# Wait wait wait wait… 1=0? [duplicate]

Wasn't quite sure if this was suitable for Puzzling; however it has a problem/puzzle in it, so decided to give it a shot. Please appropriately downvote if you feel you should.

Yesterday morning I came to class as usual, and a student came up to me. He said he had a proof that could revolutionize mathematics.

Being a Grade 11 teacher, I didn't believe him.

So I asked him to tell me about the proof, he said "I've divided it into several steps, and said it seemed to work perfectly well, with zero problems." Then he told me "It's a proof that 1 is equal to 0."

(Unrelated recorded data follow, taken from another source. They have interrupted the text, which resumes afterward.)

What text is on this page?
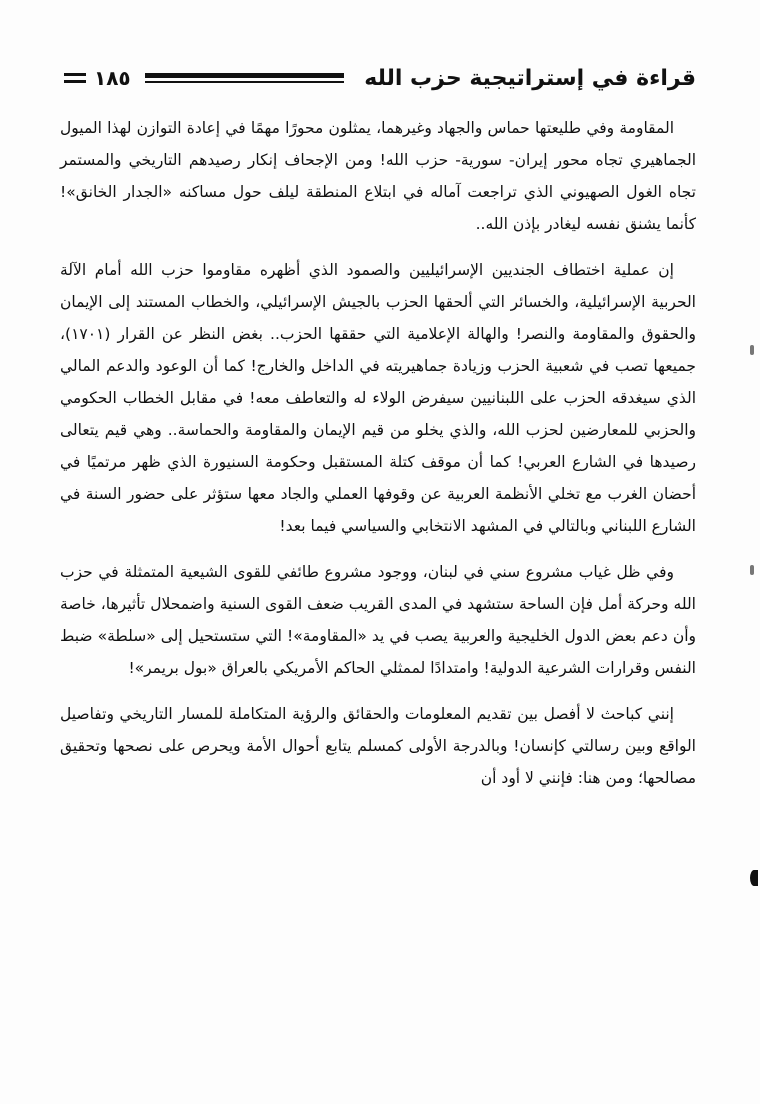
قراءة في إستراتيجية حزب الله
١٨٥

المقاومة وفي طليعتها حماس والجهاد وغيرهما، يمثلون محورًا مهمًا في إعادة التوازن لهذا الميول الجماهيري تجاه محور إيران- سورية- حزب الله! ومن الإجحاف إنكار رصيدهم التاريخي والمستمر تجاه الغول الصهيوني الذي تراجعت آماله في ابتلاع المنطقة ليلف حول مساكنه «الجدار الخانق»! كأنما يشنق نفسه ليغادر بإذن الله..

إن عملية اختطاف الجنديين الإسرائيليين والصمود الذي أظهره مقاوموا حزب الله أمام الآلة الحربية الإسرائيلية، والخسائر التي ألحقها الحزب بالجيش الإسرائيلي، والخطاب المستند إلى الإيمان والحقوق والمقاومة والنصر! والهالة الإعلامية التي حققها الحزب.. بغض النظر عن القرار (١٧٠١)، جميعها تصب في شعبية الحزب وزيادة جماهيريته في الداخل والخارج! كما أن الوعود والدعم المالي الذي سيغدقه الحزب على اللبنانيين سيفرض الولاء له والتعاطف معه! في مقابل الخطاب الحكومي والحزبي للمعارضين لحزب الله، والذي يخلو من قيم الإيمان والمقاومة والحماسة.. وهي قيم يتعالى رصيدها في الشارع العربي! كما أن موقف كتلة المستقبل وحكومة السنيورة الذي ظهر مرتميًا في أحضان الغرب مع تخلي الأنظمة العربية عن وقوفها العملي والجاد معها ستؤثر على حضور السنة في الشارع اللبناني وبالتالي في المشهد الانتخابي والسياسي فيما بعد!

وفي ظل غياب مشروع سني في لبنان، ووجود مشروع طائفي للقوى الشيعية المتمثلة في حزب الله وحركة أمل فإن الساحة ستشهد في المدى القريب ضعف القوى السنية واضمحلال تأثيرها، خاصة وأن دعم بعض الدول الخليجية والعربية يصب في يد «المقاومة»! التي ستستحيل إلى «سلطة» ضبط النفس وقرارات الشرعية الدولية! وامتدادًا لممثلي الحاكم الأمريكي بالعراق «بول بريمر»!

إنني كباحث لا أفصل بين تقديم المعلومات والحقائق والرؤية المتكاملة للمسار التاريخي وتفاصيل الواقع وبين رسالتي كإنسان! وبالدرجة الأولى كمسلم يتابع أحوال الأمة ويحرص على نصحها وتحقيق مصالحها؛ ومن هنا: فإنني لا أود أن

So I asked if he could find any mistakes, he responded "None that I could find, sir, however it wouldn't surprise me if there was. I had thought of it after you taught us factoring. I think you'd like to take a look".

I indeed did, and he showed me, mentioning that it was indeed stating $1=0$.

Obviously this is false, and by looking at the paper I noticed his trivial error almost immediately.

Assume x and y are two nonzero numbers.
$x = y$
$x^2 = x*y$
$x^2 - y^2 = x*y - y^2$
$x + y = y$
$2*y = y$
$2 = 1$
$1 = 0$

However, I have a challenge for you, and this is to find the error my student made.

But not only that, you must explain how everything he told me was true.

• Similar question here. – Len Oct 21 '15 at 3:18
• Not a duplicate. There's an additional word problem about"0 problems" – warspyking Oct 21 '15 at 13:38

The errors lies here:

There is an implicit division by 0 between steps 3 and 4. Step 3 states: $x^2-y^2=xy-y^2$. Factoring this produces $(x+y)(x-y)=y(x-y)$. Going to step 4 requires that you divide through by $(x-y)$, but step 1 implies that $x-y=0$.

He is technically correct in what he said because:

He said the proof has "zero problems". This is correct; there is a problem with the number 0 in his proof.

• Good job :) Did you think this puzzle was appropriate? – warspyking Oct 20 '15 at 21:49

The student divided by zero between the third and fourth lines. He wrote the third line as:

$(x + y)(x-y) = y(x-y)$

And proceeded to cancel the term $(x-y)$. This can be done if and only if $(x-y) \neq 0$, but since the hypothesis is $x=y$ we arrive at a contradiction.